The long-awaited Once Upon a Time in Queens is almost here. That four-hour 30 for 30 documentary on the 1986 New York Mets was first announced last July, and it had a premiere date (September 14 and 15) and a 30-second teaser trailer revealed last month. Now, ESPN has put out a full release on what to expect from the film, along with a new 60-second trailer. Here’s that trailer:
This trailer’s interesting for its discussion of the buildup to the ’86 Mets, both with the team’s struggles in the late 1970s and then their growth in 1984 and 1985 (they finished second in the NL East both years). This also has discussion of the off-field drug and alcohol use around this team; that’s been an oft-discussed part of the ’86 Mets’ story, and it’s notable that this documentary won’t shy away from that. Here’s more on what to expect from ESPN’s release:
Featuring exclusive interviews with players from the World Series winning team, including Keith Hernandez, Darryl Strawberry, Dwight Gooden, Mookie Wilson, Lenny Dykstra, Kevin Mitchell, and many more, the film traces the origins of the 1986 team back to the late 1970s, when the Mets were a listless, struggling franchise – and New York City was nearly bankrupt. But as the grime and hopelessness that defined the city gave way to the high-flying, “greed is good” rise of the 1980s, the Mets emerged, too. And the transformations – of the city, and the ballclub – ran in parallel paths in every which way imaginable. The city may have had a glamorous sheen, but dirt and danger were still everywhere. The Mets may have been full of swagger and star power, but demons and disaster always loomed.
“They were wildly talented, and equally entertaining,” said Director Nick Davis. “They were like a bunch of raffish rogues who come together for one great score, like the characters in a heist movie. Love them or hate them, you could not avoid the 1986 Mets, and for one year, they blazed like a comet across the New York City landscape, the trail still visible all these years later.”
Added Executive Producer Jimmy Kimmel: “The characters and events captured in this documentary are so outlandish it is hard to believe this documentary isn’t a work of 80’s-era fiction. Whether you are a New Yorker, a Mets fan or even a fan of baseball makes no difference. This is the definitive, must-see story of a team and a time whose antics and even existence now seem unimaginable.”

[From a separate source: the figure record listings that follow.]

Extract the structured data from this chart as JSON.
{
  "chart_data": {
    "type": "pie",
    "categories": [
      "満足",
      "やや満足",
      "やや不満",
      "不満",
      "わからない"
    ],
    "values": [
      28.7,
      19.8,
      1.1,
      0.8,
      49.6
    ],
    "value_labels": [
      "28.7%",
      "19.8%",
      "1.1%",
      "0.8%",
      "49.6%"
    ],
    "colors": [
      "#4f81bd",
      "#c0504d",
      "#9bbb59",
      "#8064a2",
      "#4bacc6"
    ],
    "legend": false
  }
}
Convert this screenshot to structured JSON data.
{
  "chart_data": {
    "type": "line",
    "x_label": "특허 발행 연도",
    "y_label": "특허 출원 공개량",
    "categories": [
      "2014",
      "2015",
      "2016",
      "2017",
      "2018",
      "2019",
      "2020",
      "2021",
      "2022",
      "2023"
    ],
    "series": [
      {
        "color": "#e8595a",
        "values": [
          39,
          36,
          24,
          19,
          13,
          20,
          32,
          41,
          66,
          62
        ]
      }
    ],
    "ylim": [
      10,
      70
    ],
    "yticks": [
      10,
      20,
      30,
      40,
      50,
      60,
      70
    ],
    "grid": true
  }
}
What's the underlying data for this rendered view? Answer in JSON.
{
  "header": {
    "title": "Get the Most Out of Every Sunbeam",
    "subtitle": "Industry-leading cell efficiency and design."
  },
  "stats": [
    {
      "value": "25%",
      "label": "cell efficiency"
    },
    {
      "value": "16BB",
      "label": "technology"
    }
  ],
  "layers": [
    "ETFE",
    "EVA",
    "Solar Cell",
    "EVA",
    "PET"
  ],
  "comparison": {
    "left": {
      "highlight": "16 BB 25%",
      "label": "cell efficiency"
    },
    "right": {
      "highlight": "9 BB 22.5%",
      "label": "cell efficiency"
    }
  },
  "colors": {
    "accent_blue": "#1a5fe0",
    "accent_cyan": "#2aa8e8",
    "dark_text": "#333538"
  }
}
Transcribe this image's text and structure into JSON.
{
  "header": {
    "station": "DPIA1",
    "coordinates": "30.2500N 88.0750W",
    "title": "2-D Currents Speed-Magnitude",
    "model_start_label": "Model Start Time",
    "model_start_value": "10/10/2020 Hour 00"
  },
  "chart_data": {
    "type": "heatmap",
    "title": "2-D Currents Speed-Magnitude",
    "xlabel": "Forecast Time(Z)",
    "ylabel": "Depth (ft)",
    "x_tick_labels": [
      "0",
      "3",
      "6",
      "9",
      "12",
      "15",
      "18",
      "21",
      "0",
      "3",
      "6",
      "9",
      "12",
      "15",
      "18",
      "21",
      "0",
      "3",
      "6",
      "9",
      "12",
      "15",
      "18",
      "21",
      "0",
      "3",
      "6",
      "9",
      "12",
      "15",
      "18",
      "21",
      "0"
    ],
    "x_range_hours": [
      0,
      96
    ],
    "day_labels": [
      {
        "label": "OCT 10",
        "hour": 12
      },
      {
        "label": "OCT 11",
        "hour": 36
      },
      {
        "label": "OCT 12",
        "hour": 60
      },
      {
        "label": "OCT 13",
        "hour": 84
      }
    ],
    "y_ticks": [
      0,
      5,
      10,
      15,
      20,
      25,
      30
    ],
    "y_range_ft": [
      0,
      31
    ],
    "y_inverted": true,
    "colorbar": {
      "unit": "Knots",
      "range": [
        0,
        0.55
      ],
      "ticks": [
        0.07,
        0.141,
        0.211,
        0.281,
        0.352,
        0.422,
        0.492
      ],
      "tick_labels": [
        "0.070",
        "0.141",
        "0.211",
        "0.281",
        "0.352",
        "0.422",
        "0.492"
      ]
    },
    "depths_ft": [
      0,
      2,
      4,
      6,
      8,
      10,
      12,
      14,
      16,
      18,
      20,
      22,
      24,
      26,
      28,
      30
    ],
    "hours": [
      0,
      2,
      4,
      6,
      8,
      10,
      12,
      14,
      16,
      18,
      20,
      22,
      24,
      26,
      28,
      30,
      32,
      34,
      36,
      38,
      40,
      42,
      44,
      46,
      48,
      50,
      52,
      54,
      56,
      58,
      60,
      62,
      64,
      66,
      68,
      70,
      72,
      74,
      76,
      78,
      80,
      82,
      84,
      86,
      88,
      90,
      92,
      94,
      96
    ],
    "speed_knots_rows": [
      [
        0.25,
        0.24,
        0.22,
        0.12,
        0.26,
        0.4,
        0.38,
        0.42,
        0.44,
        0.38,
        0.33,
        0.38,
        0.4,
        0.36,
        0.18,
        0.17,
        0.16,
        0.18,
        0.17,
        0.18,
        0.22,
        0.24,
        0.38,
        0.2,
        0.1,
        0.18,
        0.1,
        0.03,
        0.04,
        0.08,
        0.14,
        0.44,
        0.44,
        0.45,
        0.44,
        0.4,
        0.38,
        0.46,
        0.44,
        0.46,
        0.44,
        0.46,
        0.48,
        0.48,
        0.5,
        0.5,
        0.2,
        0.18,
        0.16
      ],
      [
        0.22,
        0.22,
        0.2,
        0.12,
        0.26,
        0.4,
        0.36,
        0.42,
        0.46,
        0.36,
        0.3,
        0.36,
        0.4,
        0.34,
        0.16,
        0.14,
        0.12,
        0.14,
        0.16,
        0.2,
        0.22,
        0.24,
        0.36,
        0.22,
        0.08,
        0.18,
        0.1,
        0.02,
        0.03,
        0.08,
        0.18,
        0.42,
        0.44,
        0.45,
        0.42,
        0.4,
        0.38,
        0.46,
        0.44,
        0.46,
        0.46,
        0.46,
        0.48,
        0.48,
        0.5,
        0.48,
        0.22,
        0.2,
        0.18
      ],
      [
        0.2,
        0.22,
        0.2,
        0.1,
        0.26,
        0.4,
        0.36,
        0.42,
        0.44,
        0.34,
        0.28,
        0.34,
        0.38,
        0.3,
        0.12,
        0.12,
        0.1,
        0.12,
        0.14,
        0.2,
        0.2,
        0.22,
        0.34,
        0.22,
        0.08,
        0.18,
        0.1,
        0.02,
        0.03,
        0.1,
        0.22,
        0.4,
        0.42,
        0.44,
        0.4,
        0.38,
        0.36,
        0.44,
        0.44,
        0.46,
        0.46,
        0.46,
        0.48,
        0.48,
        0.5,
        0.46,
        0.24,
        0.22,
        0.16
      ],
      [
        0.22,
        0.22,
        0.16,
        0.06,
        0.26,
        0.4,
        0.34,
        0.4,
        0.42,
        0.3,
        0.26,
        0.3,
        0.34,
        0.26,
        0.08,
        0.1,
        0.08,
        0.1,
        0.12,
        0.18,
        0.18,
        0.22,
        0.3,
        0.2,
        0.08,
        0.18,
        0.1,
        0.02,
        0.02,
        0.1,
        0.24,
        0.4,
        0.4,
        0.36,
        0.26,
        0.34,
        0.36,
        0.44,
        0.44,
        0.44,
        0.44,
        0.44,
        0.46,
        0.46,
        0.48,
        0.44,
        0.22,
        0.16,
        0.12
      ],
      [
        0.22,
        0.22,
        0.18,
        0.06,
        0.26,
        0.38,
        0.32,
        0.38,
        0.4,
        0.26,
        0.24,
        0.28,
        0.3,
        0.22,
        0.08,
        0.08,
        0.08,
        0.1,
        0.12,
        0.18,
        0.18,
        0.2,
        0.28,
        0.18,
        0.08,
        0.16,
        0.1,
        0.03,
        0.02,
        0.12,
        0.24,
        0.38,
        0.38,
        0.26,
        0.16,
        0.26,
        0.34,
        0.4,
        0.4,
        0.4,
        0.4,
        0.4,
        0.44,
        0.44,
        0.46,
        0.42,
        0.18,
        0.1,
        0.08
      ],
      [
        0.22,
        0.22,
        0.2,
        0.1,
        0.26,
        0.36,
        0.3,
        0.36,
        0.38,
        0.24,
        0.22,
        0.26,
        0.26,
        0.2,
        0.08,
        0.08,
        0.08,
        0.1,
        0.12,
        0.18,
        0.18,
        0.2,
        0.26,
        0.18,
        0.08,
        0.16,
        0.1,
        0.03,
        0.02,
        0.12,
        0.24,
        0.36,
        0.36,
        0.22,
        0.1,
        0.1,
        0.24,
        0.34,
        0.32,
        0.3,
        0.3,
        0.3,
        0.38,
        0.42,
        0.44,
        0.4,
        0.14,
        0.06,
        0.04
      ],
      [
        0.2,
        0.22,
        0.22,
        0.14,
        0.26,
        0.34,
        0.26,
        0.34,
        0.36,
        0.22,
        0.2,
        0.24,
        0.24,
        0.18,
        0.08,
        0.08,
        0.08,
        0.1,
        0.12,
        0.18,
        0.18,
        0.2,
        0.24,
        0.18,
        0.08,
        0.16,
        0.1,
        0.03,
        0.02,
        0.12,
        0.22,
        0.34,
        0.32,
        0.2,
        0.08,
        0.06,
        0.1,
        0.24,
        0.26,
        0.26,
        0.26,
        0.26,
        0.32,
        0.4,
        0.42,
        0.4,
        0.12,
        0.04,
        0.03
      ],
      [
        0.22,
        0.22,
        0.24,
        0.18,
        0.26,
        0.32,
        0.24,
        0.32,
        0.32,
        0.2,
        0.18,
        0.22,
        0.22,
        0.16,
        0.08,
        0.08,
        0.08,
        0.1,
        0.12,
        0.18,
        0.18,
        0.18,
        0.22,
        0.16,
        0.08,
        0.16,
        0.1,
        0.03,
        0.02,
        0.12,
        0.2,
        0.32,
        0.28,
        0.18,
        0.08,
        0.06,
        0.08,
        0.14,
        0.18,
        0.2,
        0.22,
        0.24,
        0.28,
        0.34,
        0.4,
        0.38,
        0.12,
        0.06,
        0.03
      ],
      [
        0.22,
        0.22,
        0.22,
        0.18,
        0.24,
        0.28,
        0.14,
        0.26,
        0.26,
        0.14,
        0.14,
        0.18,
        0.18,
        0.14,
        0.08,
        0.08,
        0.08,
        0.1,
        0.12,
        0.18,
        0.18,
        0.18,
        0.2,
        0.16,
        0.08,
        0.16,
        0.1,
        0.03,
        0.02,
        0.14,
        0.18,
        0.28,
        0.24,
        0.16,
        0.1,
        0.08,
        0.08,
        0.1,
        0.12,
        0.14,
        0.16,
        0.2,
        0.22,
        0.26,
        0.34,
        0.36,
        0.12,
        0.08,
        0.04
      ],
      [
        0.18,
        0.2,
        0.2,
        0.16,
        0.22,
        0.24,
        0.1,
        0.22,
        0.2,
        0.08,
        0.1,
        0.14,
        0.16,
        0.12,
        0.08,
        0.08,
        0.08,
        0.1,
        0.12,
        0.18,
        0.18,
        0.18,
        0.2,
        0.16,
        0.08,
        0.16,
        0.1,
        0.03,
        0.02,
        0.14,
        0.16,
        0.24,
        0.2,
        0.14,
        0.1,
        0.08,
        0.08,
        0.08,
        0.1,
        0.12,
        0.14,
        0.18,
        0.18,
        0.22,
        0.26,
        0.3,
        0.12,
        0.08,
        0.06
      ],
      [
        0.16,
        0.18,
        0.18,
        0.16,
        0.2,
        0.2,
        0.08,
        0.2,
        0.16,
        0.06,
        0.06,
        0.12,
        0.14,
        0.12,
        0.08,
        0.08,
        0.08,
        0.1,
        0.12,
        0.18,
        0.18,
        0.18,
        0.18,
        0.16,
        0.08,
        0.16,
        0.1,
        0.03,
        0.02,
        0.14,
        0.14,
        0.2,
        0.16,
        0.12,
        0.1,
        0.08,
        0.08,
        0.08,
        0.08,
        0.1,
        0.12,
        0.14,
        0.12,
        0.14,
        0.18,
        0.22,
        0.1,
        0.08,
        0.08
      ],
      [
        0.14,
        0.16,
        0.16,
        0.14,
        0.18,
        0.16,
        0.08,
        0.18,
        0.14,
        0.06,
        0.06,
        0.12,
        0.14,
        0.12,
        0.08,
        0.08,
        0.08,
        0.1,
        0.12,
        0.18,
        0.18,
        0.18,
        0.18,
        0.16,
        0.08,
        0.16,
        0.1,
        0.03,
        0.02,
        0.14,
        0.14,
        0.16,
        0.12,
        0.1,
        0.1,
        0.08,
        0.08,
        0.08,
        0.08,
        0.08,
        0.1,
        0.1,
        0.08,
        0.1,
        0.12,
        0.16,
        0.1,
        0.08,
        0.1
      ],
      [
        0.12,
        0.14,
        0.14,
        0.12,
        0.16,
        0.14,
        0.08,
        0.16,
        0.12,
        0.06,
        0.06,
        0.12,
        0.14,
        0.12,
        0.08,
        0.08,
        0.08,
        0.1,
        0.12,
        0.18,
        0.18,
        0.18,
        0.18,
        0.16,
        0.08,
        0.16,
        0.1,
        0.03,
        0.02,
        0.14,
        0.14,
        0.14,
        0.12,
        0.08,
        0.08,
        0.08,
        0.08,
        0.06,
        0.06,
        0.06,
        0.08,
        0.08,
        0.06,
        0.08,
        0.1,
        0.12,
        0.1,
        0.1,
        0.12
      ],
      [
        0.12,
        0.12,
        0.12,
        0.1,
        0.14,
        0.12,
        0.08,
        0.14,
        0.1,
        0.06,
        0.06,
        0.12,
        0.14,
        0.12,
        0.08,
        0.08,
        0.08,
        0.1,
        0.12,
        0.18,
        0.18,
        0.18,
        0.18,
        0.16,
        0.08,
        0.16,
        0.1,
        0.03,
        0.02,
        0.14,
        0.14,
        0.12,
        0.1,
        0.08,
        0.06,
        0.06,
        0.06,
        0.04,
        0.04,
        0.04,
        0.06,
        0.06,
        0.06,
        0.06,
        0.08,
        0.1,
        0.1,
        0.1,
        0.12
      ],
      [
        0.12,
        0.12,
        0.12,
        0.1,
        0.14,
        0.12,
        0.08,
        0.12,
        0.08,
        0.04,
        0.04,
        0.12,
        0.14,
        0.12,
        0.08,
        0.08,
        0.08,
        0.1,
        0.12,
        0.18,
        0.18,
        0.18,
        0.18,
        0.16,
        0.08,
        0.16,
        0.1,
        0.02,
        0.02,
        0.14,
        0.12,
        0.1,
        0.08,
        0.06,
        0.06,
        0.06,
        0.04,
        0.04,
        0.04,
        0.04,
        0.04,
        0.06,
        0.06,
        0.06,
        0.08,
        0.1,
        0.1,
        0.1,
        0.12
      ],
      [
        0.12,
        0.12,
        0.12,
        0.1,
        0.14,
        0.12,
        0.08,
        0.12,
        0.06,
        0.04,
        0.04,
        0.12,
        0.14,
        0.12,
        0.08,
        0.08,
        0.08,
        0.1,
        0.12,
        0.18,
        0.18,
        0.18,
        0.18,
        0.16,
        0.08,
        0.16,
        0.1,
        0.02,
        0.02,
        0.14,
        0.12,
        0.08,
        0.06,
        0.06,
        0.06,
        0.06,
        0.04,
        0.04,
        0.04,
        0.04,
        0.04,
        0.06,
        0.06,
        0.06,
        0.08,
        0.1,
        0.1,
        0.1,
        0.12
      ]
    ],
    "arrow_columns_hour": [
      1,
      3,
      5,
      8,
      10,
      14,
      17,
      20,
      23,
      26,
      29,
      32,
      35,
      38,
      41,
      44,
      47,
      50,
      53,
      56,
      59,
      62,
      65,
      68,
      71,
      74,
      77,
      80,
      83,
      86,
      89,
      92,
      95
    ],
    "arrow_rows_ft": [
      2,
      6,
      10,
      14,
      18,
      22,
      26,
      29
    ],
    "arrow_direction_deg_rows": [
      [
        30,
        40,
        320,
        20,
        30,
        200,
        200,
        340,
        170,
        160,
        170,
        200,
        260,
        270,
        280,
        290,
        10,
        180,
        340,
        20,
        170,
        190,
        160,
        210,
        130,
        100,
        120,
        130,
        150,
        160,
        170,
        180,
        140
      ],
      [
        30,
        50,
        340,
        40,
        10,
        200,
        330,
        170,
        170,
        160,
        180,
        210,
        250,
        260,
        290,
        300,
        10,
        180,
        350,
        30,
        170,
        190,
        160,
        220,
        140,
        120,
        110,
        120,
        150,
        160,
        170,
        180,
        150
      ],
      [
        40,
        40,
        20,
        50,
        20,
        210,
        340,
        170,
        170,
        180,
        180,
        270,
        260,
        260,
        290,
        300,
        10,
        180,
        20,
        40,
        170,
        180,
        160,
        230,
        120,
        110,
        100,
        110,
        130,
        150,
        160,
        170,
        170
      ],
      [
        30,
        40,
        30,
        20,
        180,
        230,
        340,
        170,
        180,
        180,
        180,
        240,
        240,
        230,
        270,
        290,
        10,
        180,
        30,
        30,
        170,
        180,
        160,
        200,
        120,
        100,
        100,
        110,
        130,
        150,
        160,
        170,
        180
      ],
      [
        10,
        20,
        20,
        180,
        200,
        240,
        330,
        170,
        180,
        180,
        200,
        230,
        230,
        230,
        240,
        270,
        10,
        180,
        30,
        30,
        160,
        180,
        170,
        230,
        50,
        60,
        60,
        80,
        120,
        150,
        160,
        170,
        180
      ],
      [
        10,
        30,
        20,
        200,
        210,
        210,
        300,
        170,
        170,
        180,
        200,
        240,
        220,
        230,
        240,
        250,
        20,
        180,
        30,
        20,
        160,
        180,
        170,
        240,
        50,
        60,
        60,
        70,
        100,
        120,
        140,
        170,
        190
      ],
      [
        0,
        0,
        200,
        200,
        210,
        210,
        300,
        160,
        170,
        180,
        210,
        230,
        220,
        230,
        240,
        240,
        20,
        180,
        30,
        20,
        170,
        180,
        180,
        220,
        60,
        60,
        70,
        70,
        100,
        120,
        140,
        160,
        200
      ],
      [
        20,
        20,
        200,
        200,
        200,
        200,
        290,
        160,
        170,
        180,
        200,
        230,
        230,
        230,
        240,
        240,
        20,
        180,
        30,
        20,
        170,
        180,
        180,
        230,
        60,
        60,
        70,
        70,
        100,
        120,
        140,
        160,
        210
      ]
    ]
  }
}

The film is directed by Davis, known for PBS’ Ted Williams: The Greatest Hitter That Ever Lived. Executive producers on the project include Kimmel, Sal “Cousin Sal” Iacono, Kimmelot’s Scott Lonker, ITV America’s David George and MLB’s Nick Trotta. They certainly have an interesting subject, and they managed to land interviews with many of the notable figures. We’ll see how this one turns out.